[SciPy-dev] Thoughts on weave improvements
Prabhu Ramachandran
prabhu at aero.iitm.ernet.in
Mon Feb 11 11:46:40 CST 2002
Hi,
>>>>> "PM" == Pat Miller <pnmiller at pacbell.net> writes:
PM> Prabhu Ramachandran wrote:
>> All this sounds very promising. I just hope it becomes part of
>> weave
PM> Guess what.... It works (some restrictions and caveats of
PM> course :-)
Wow!
PM> # Get one of those nice weave module builders M =
PM> weave.ext_tools.ext_module('foobar')
PM> # Define some handy python function def f(x): "doc strings get
PM> propagated" return x*x
PM> # Here's where we define the accelerated function # Note that
PM> you need to give the input signature # of the function
PM> E.add_function( weaver.Python2CXX( f, [FloatType] ) )
I guess you need to do E = W somewhere.
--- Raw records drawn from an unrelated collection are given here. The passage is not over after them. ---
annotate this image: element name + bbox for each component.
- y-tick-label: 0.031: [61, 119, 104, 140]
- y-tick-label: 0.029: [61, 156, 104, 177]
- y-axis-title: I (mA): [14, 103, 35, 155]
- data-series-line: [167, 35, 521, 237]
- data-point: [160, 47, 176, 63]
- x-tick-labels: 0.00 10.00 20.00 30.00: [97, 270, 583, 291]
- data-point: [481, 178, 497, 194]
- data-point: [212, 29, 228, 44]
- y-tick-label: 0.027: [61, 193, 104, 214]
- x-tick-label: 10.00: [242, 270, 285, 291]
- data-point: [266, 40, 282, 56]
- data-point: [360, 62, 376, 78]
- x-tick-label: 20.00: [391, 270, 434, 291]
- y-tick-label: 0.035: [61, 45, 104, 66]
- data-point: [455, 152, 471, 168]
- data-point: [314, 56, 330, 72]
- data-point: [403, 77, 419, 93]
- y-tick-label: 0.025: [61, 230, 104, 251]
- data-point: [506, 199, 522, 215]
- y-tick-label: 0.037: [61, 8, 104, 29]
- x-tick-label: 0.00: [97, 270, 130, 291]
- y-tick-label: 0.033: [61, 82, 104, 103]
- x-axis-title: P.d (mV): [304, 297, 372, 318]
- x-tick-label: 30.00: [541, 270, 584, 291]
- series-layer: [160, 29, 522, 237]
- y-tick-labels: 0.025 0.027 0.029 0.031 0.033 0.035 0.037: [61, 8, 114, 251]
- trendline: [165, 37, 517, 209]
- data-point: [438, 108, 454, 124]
Anyway, I get the idea.
[snip]
PM> # OK... It isn't everything, but it can make a lot of simple
PM> stuff run # about 2 to 5 times faster (real speed mostly eaten
PM> up with function call # overhead for these really small
PM> functions)
Yes, this is very cool!
PM> Here are things that don't work...
[snip]
PM> Still, not too shabby for a day and a half development time.
Thats real impressive indeed!
PM> I'll be patching up holes and writing some more extensive
PM> tests for this. There are three main enhancements that will
PM> get this kicking butt...
[snip]
PM> 4) Build an interface to the struct module so that you can
PM> build and use real C structs
Does this mean that you can actually accelerate a full fledged Python
class?
PM> My goal here, in case it isn't obvious, is to allow users to
PM> write modules completely in Python, debug and develop in a
PM> great language, and then recover the speed through
PM> compilation. This has a side benefit in that Jython and
PM> PalmPilot-thon and Embedded-processor-thon can all use the
PM> Python variant of your code and if you run on a "real" machine
PM> you get the speed.
Yes, it sure would be a *very* nice goal. One thing I cant but help
noticing is that it looks like this is all heading towards something
like Dylan. Its like Python + type info + magical parser that parses
functions and produces c/c++ extensions.
I ask a naive question, what is the feasibility of actually doing
something like Dylan? OK forget truly generic functions. I'm just
talking of optional typing to speed things up. I guess psyco, weave,
pyCOD etc. all put together and taken to their logical end will give
us Python + optional typing + heaven? :D Of course I could also be
*completely* mistaken. Looking at Eric's subsequent post it looks
like even optional typing can be magically handled. This is looking
amazing.
How far can we go? What would be possible and what is simply out of
question?? If only a small subset of Python features are used by high
perf. Python code, what subset are we talking about?? Wrapping a
function is fine. What about classes? Would that be possible. I
know maybe I'm wishing for too much but I think its important to
atleast understand what is possible.
PM> Hope this is useful stuff. If you want the code, drop me a
PM> line and I'll pass it along. I'm hoping that Eric will let me
PM> integrate this directly with weave. I think it is good enough
I'm sure Eric will be very happy to let you integrate this with weave
as will a lot of other users!
PM> to use out of the box (since it doesn't barf at every
PM> opportunity), but it will take some shaking out to get it to
PM> really work and this can only happen with users! Let me know
PM> who you are...
Well, count me in but I am busy with too many things these days but I
will try to experiment with it when I have the time.